Troubleshoot Power Problems

If the server does not power on:

  1. Check that AC power cords are attached firmly to the server power supplies and to the AC sources.
  2. Check the power supply (PS) Fault LED on the power supplies. If the PS LED is lit, that power supply is in a faulted state.
  3. Check that the System OK LED on the server front panel is steady on, which indicates the server is in Main power mode. If it is blinking, the server is in Standby power mode.

    For instructions to bring the server to Main power mode, refer to the server Installation Guide.

  4. Check the system for faults using Oracle ILOM.
  5. Run the hwdiag cpld vr_check test and inspect the output for errors.

    This test checks the complex programmable logic device (CPLD). For information about the HWdiag utility, see Using the Oracle ILOM Diag Shell.

Inspect the External System

  1. Inspect the external status indicator LEDs, which can indicate component malfunction.

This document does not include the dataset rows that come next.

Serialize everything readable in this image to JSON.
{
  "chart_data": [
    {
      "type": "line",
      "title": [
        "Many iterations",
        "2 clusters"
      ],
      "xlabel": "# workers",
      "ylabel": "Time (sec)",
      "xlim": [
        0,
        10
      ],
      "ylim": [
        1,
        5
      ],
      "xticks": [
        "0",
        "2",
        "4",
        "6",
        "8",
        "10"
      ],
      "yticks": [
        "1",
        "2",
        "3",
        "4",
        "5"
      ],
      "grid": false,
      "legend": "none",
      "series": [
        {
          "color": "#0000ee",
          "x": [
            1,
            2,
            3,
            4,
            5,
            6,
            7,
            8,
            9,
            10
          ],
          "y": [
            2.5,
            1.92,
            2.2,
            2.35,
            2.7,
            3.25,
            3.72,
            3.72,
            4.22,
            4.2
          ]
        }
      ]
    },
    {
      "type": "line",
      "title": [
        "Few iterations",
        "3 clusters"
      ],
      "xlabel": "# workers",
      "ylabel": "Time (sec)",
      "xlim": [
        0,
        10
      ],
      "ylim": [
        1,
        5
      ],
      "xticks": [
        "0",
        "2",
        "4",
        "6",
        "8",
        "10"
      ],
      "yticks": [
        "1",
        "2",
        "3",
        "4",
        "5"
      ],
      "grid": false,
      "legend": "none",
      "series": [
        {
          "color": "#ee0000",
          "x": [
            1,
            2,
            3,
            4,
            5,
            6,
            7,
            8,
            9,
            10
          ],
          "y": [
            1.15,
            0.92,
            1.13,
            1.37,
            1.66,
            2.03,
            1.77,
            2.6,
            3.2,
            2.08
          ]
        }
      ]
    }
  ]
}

    For the LED locations and descriptions of their behavior, refer to the server Service Manual.

  2. Verify that nothing in the server environment is blocking airflow or making a contact that could short out power.
  3. If the problem is not evident, continue with Inspect the Internal System.

Inspect the Internal System

  1. Choose a method for shutting down the server from Main power mode to Standby power mode.
    • Graceful shutdown: Press and release the On/Standby button on the front panel. This causes Advanced Configuration and Power Interface (ACPI)-enabled operating systems to perform an orderly shutdown of the operating system. Servers not running ACPI-enabled operating systems shut down to Standby power mode immediately.

    • Emergency shutdown: Press and hold the On/Standby button for five seconds to force Main power off and enter Standby power mode.

      When the system is in Standby power mode, the System OK LED blinks.

      Caution:

      When the server is in Standby power mode, power is still directed to the service processor board and the power supply fans. To remove power completely, disconnect the AC power cords from the server back panel.

  2. Remove the chassis top cover to view the server internal components.

    Refer to the server Service Manual for details.

  3. Inspect the internal status indicator LEDs, as described in the Service Manual.
  4. Verify that there are no loose or improperly seated components.
  5. Verify that all cable connectors inside the system are firmly and correctly attached to their appropriate connectors.
  6. Verify that any after-factory components are qualified and supported.

    For a list of supported PCIe cards and memory modules (DIMMs), refer to the server Service Manual and Product Notes.

  7. Check that the installed DIMMs comply with the supported DIMM population rules and configurations.

    Refer to the server Service Manual for information about DIMMs.

  8. Replace any faulty component.

    Refer to the server Service Manual for component remove and replace procedures.

  9. To restore Main power mode to the server, that is, all components powered on, press and release the On/Standby button on the server front panel.

    When Main power is applied to the full server, the System OK LED next to the On/Standby button blinks intermittently until BIOS POST finishes, then the LED is steady on.

  10. If the problem with the server is not evident, view the BIOS event logs during system startup.